As relevant here, Plaintiff would be "entitled to an opportunity to show not only that he did not violate the conditions [of his probation], but also that there was a justifiable excuse for any violation or that revocation is not the appropriate disposition." Black, 471 U.S. at 612. Plaintiff has not alleged any facts to state a claim that his probation was revoked without due process of law.
IV.
CONCLUSION AND ORDER
For the reasons stated, Plaintiff's first amended complaint does not state a cognizable claim for relief for a violation of his constitutional rights. Plaintiff shall be granted one final opportunity to file a second amended complaint within thirty days. Noll v. Carlson, 809 F.2d 1446, 1448-49 (9th Cir. 1987). Plaintiff may not change the nature of this suit by adding new, unrelated claims in his amended complaint. George v. Smith, 507 F.3d 605, 607 (7th Cir. 2007) (no "buckshot" complaints).
Plaintiff's second amended complaint should be brief, Fed. R. Civ. P. 8(a), but must state what each named defendant did that led to the deprivation of Plaintiff's constitutional or other federal rights. Iqbal, 556 U.S. 662, 678. "The inquiry into causation must be individualized and focus on the duties and responsibilities of each individual defendant whose acts or omissions are alleged to have caused a constitutional deprivation." Leer v. Murphy, 844 F.2d 628, 633 (9th Cir. 1988). Although accepted as true, the "[f]actual allegations must be [sufficient] to raise a right to relief above the speculative level . . . ." Twombly, 550 U.S. at 555 (citations omitted).
Finally, an amended complaint supersedes the original complaint, Forsyth v. Humana, Inc., 114 F.3d 1467, 1474 (9th Cir. 1997); King v. Atiyeh, 814 F.2d 565, 567 (9th Cir. 1987), and must be "complete in itself without reference to the prior or superseded pleading," Local Rule 220.

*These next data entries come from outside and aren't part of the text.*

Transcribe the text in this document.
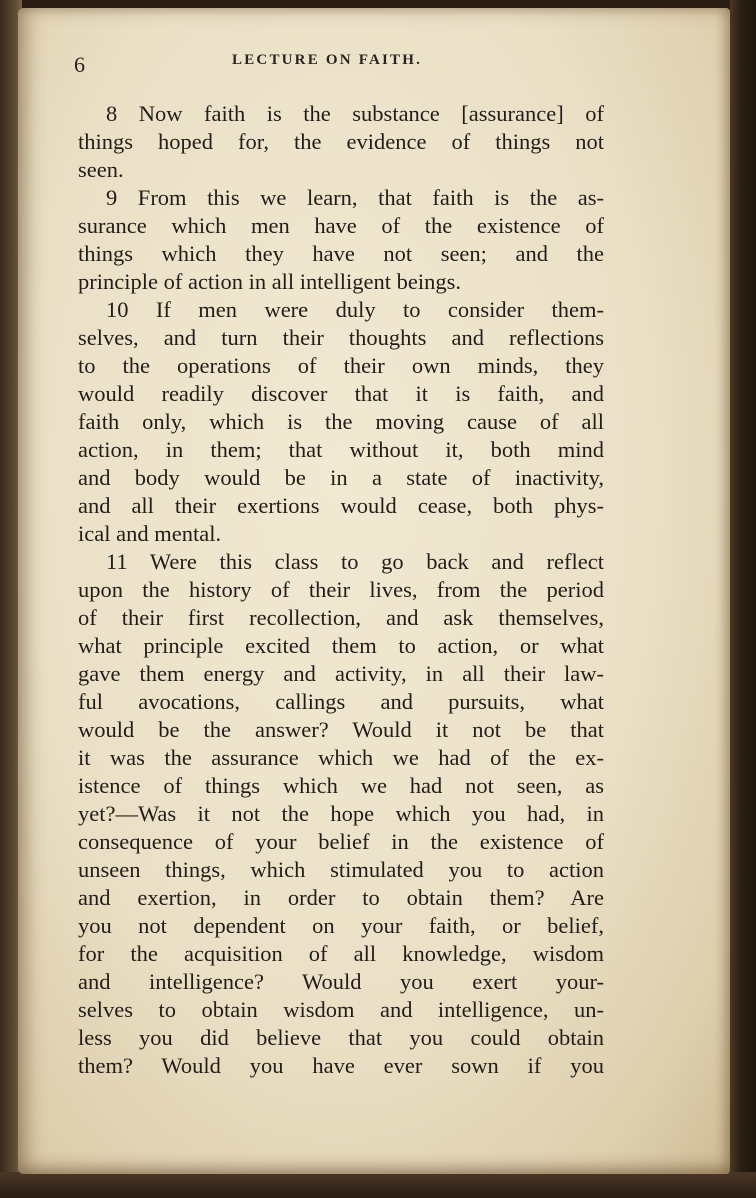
6	LECTURE ON FAITH.
8 Now faith is the substance [assurance] of
things hoped for, the evidence of things not
seen.
9 From this we learn, that faith is the as-
surance which men have of the existence of
things which they have not seen; and the
principle of action in all intelligent beings.
10 If men were duly to consider them-
selves, and turn their thoughts and reflections
to the operations of their own minds, they
would readily discover that it is faith, and
faith only, which is the moving cause of all
action, in them; that without it, both mind
and body would be in a state of inactivity,
and all their exertions would cease, both phys-
ical and mental.
11 Were this class to go back and reflect
upon the history of their lives, from the period
of their first recollection, and ask themselves,
what principle excited them to action, or what
gave them energy and activity, in all their law-
ful avocations, callings and pursuits, what
would be the answer? Would it not be that
it was the assurance which we had of the ex-
istence of things which we had not seen, as
yet?—Was it not the hope which you had, in
consequence of your belief in the existence of
unseen things, which stimulated you to action
and exertion, in order to obtain them? Are
you not dependent on your faith, or belief,
for the acquisition of all knowledge, wisdom
and intelligence? Would you exert your-
selves to obtain wisdom and intelligence, un-
less you did believe that you could obtain
them? Would you have ever sown if you
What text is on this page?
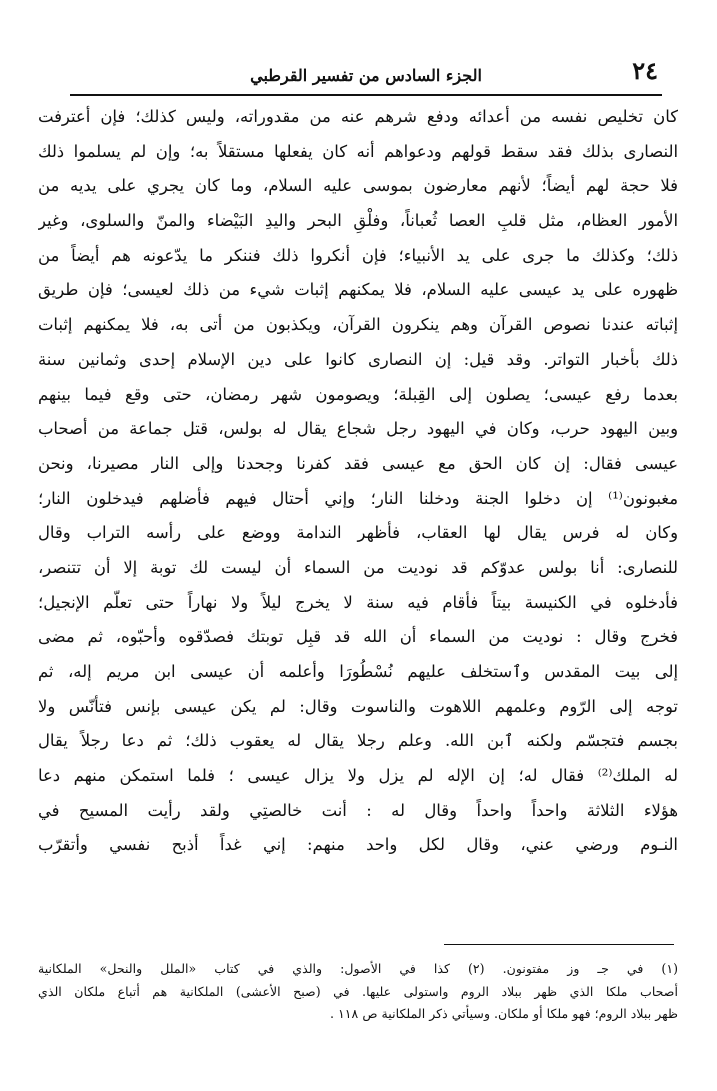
٢٤
الجزء السادس من تفسير القرطبي
كان تخليص نفسه من أعدائه ودفع شرهم عنه من مقدوراته، وليس كذلك؛ فإن أعترفت
النصارى بذلك فقد سقط قولهم ودعواهم أنه كان يفعلها مستقلاً به؛ وإن لم يسلموا ذلك
فلا حجة لهم أيضاً؛ لأنهم معارضون بموسى عليه السلام، وما كان يجري على يديه من
الأمور العظام، مثل قلبِ العصا ثُعباناً، وفلْقِ البحر واليدِ البَيْضاء والمنّ والسلوى، وغير
ذلك؛ وكذلك ما جرى على يد الأنبياء؛ فإن أنكروا ذلك فننكر ما يدّعونه هم أيضاً من
ظهوره على يد عيسى عليه السلام، فلا يمكنهم إثبات شيء من ذلك لعيسى؛ فإن طريق
إثباته عندنا نصوص القرآن وهم ينكرون القرآن، ويكذبون من أتى به، فلا يمكنهم إثبات
ذلك بأخبار التواتر. وقد قيل: إن النصارى كانوا على دين الإسلام إحدى وثمانين سنة
بعدما رفع عيسى؛ يصلون إلى القِبلة؛ ويصومون شهر رمضان، حتى وقع فيما بينهم
وبين اليهود حرب، وكان في اليهود رجل شجاع يقال له بولس، قتل جماعة من أصحاب
عيسى فقال: إن كان الحق مع عيسى فقد كفرنا وجحدنا وإلى النار مصيرنا، ونحن
مغبونون⁽¹⁾ إن دخلوا الجنة ودخلنا النار؛ وإني أحتال فيهم فأضلهم فيدخلون النار؛
وكان له فرس يقال لها العقاب، فأظهر الندامة ووضع على رأسه التراب وقال
للنصارى: أنا بولس عدوّكم قد نوديت من السماء أن ليست لك توبة إلا أن تتنصر،
فأدخلوه في الكنيسة بيتاً فأقام فيه سنة لا يخرج ليلاً ولا نهاراً حتى تعلّم الإنجيل؛
فخرج وقال : نوديت من السماء أن الله قد قبِل توبتك فصدّقوه وأحبّوه، ثم مضى
إلى بيت المقدس وٱستخلف عليهم نُسْطُورَا وأعلمه أن عيسى ابن مريم إله، ثم
توجه إلى الرّوم وعلمهم اللاهوت والناسوت وقال: لم يكن عيسى بإنس فتأنّس ولا
بجسم فتجسّم ولكنه ٱبن الله. وعلم رجلا يقال له يعقوب ذلك؛ ثم دعا رجلاً يقال
له الملك⁽²⁾ فقال له؛ إن الإله لم يزل ولا يزال عيسى ؛ فلما استمكن منهم دعا
هؤلاء الثلاثة واحداً واحداً وقال له : أنت خالصتِي ولقد رأيت المسيح في
النـوم ورضي عني، وقال لكل واحد منهم: إني غداً أذبح نفسي وأتقرّب
(١) في جـ وز مفتونون. (٢) كذا في الأصول: والذي في كتاب «الملل والنحل» الملكانية
أصحاب ملكا الذي ظهر ببلاد الروم واستولى عليها. في (صبح الأعشى) الملكانية هم أتباع ملكان الذي
ظهر ببلاد الروم؛ فهو ملكا أو ملكان. وسيأتي ذكر الملكانية ص ١١٨ .
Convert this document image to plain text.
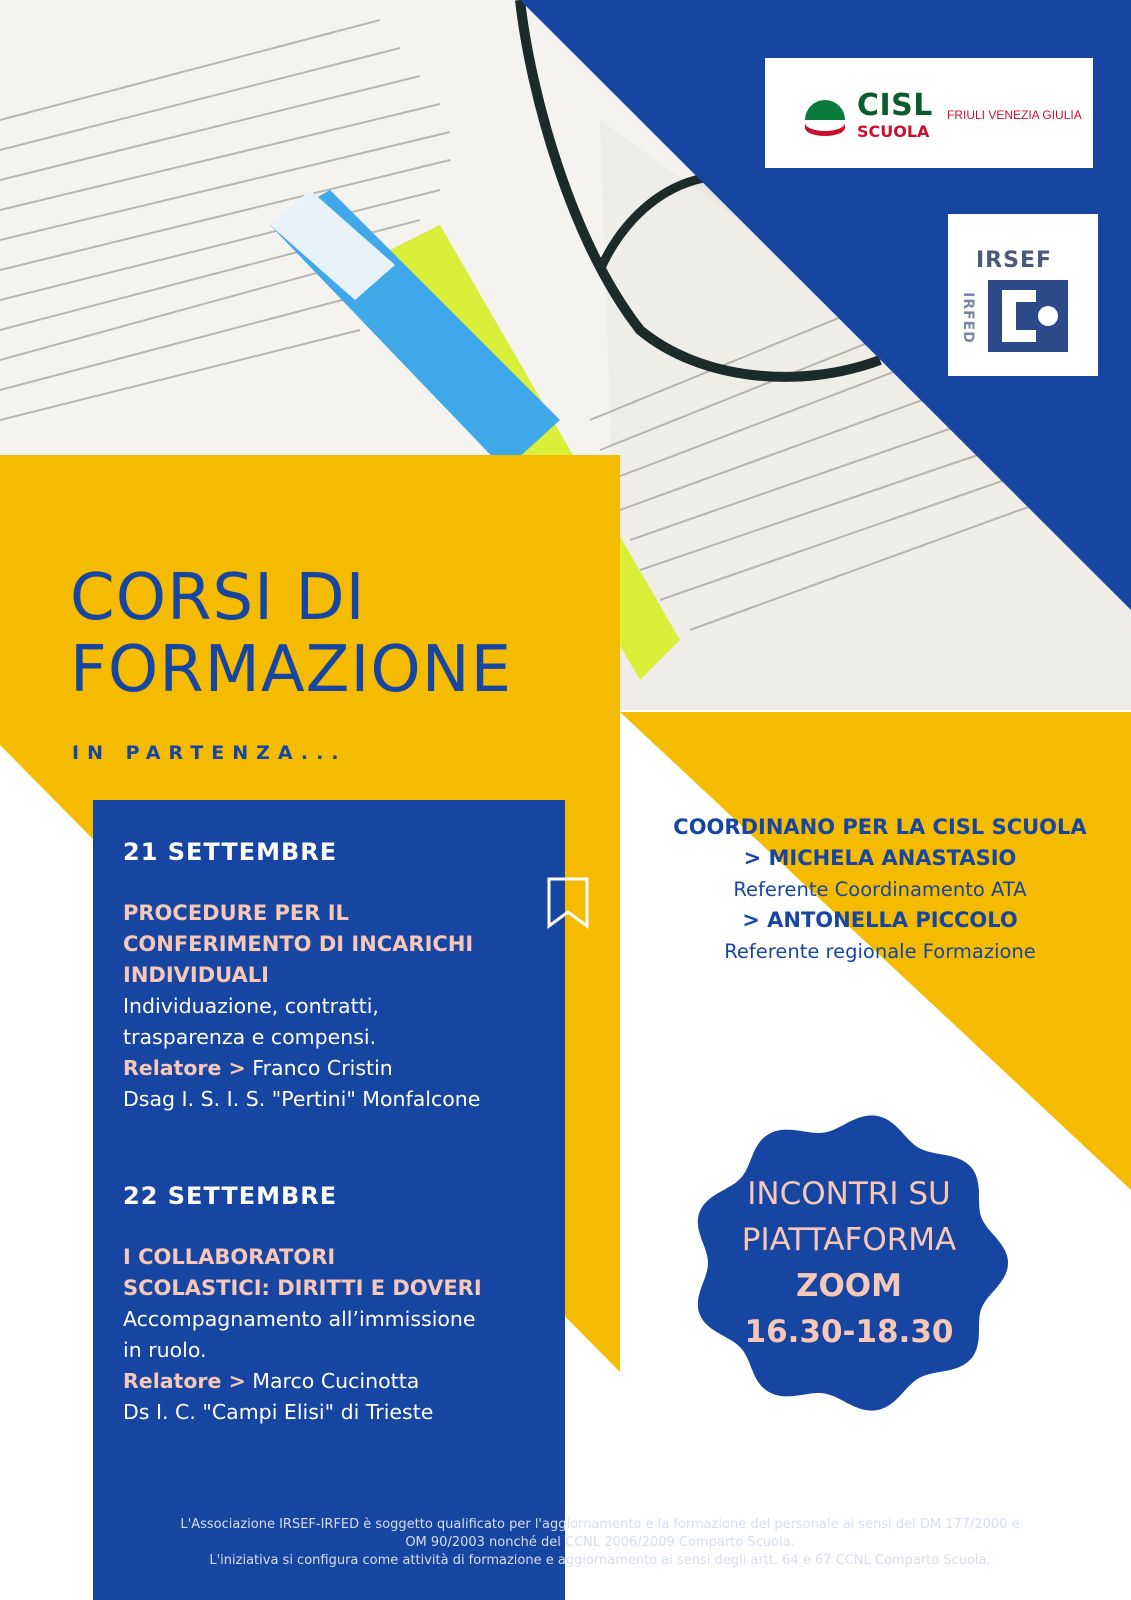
CISL
SCUOLA
FRIULI VENEZIA GIULIA
IRSEF
IRFED
CORSI DI
FORMAZIONE
IN PARTENZA...
21 SETTEMBRE
PROCEDURE PER IL
CONFERIMENTO DI INCARICHI
INDIVIDUALI
Individuazione, contratti,
trasparenza e compensi.
Relatore > Franco Cristin
Dsag I. S. I. S. "Pertini" Monfalcone
22 SETTEMBRE
I COLLABORATORI
SCOLASTICI: DIRITTI E DOVERI
Accompagnamento all’immissione
in ruolo.
Relatore > Marco Cucinotta
Ds I. C. "Campi Elisi" di Trieste
COORDINANO PER LA CISL SCUOLA
> MICHELA ANASTASIO
Referente Coordinamento ATA
> ANTONELLA PICCOLO
Referente regionale Formazione
INCONTRI SU
PIATTAFORMA
ZOOM
16.30-18.30
L'Associazione IRSEF-IRFED è soggetto qualificato per l'aggiornamento e la formazione del personale ai sensi del DM 177/2000 e
OM 90/2003 nonché del CCNL 2006/2009 Comparto Scuola.
L'iniziativa si configura come attività di formazione e aggiornamento ai sensi degli artt. 64 e 67 CCNL Comparto Scuola.
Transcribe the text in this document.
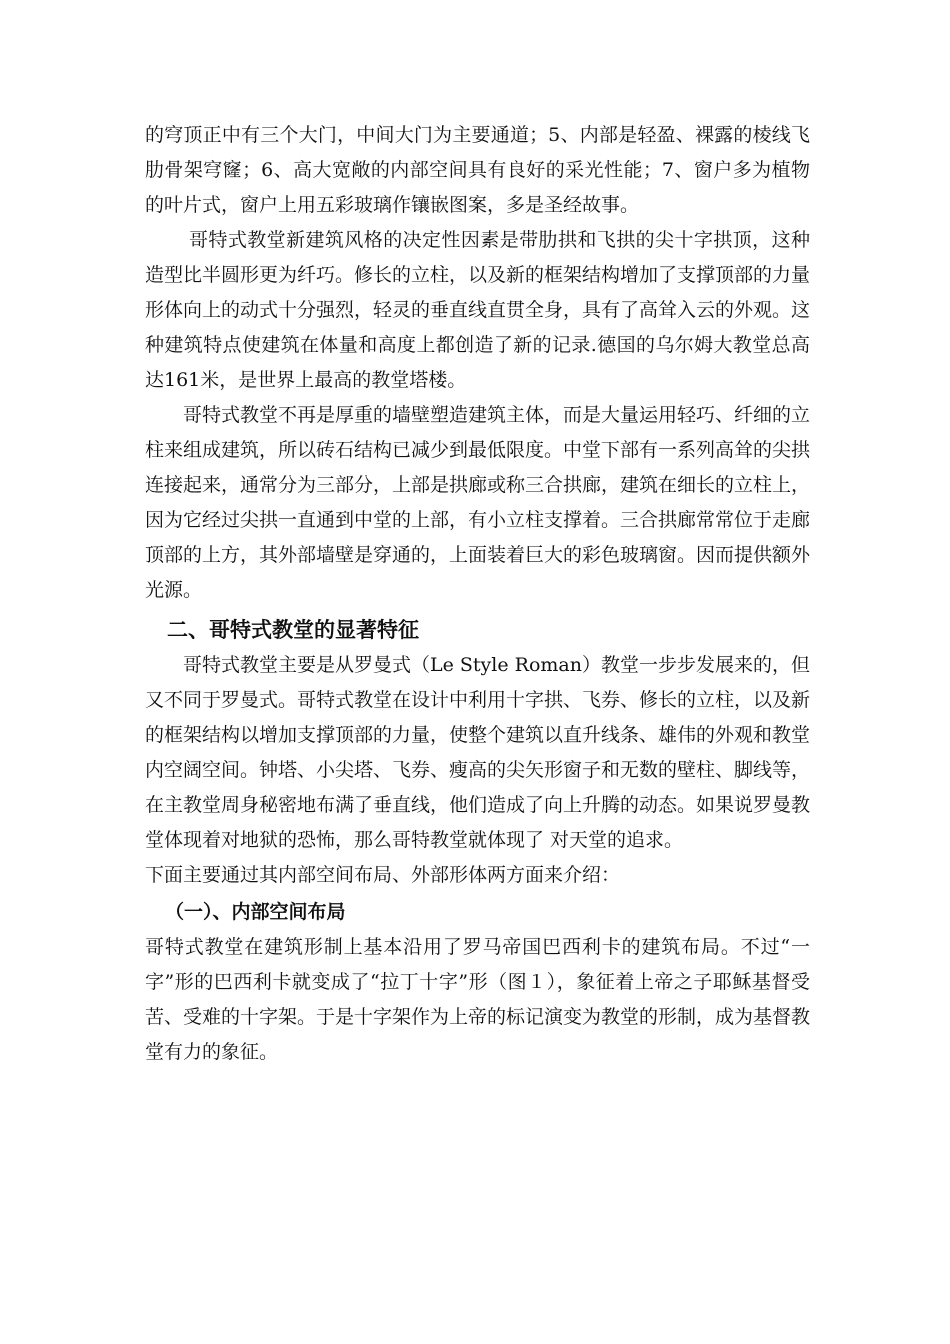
的穹顶正中有三个大门，中间大门为主要通道；5、内部是轻盈、裸露的棱线飞肋骨架穹窿；6、高大宽敞的内部空间具有良好的采光性能；7、窗户多为植物的叶片式，窗户上用五彩玻璃作镶嵌图案，多是圣经故事。

哥特式教堂新建筑风格的决定性因素是带肋拱和飞拱的尖十字拱顶，这种造型比半圆形更为纤巧。修长的立柱，以及新的框架结构增加了支撑顶部的力量形体向上的动式十分强烈，轻灵的垂直线直贯全身，具有了高耸入云的外观。这种建筑特点使建筑在体量和高度上都创造了新的记录.德国的乌尔姆大教堂总高达161米，是世界上最高的教堂塔楼。

哥特式教堂不再是厚重的墙壁塑造建筑主体，而是大量运用轻巧、纤细的立柱来组成建筑，所以砖石结构已减少到最低限度。中堂下部有一系列高耸的尖拱连接起来，通常分为三部分，上部是拱廊或称三合拱廊，建筑在细长的立柱上，因为它经过尖拱一直通到中堂的上部，有小立柱支撑着。三合拱廊常常位于走廊顶部的上方，其外部墙壁是穿通的，上面装着巨大的彩色玻璃窗。因而提供额外光源。

二、哥特式教堂的显著特征

哥特式教堂主要是从罗曼式（Le Style Roman）教堂一步步发展来的，但又不同于罗曼式。哥特式教堂在设计中利用十字拱、飞券、修长的立柱，以及新的框架结构以增加支撑顶部的力量，使整个建筑以直升线条、雄伟的外观和教堂内空阔空间。钟塔、小尖塔、飞券、瘦高的尖矢形窗子和无数的壁柱、脚线等，在主教堂周身秘密地布满了垂直线，他们造成了向上升腾的动态。如果说罗曼教堂体现着对地狱的恐怖，那么哥特教堂就体现了 对天堂的追求。

下面主要通过其内部空间布局、外部形体两方面来介绍：

（一）、内部空间布局

哥特式教堂在建筑形制上基本沿用了罗马帝国巴西利卡的建筑布局。不过“一字”形的巴西利卡就变成了“拉丁十字”形（图１），象征着上帝之子耶稣基督受苦、受难的十字架。于是十字架作为上帝的标记演变为教堂的形制，成为基督教堂有力的象征。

Based on the foregoing, it is HEREBY ORDERED that:
1. Plaintiff's first amended complaint, filed September 2, 2015, is dismissed for failure to state a claim;IT IS SO ORDERED. Dated: September 10 , 2015
2. Within thirty (30) days from the date of service of this order, Plaintiff shall file a second amended complaint; and
3. If Plaintiff fails to file a second amended complaint in compliance with this order, this action will be dismissed, with prejudice, for failure to state a claim.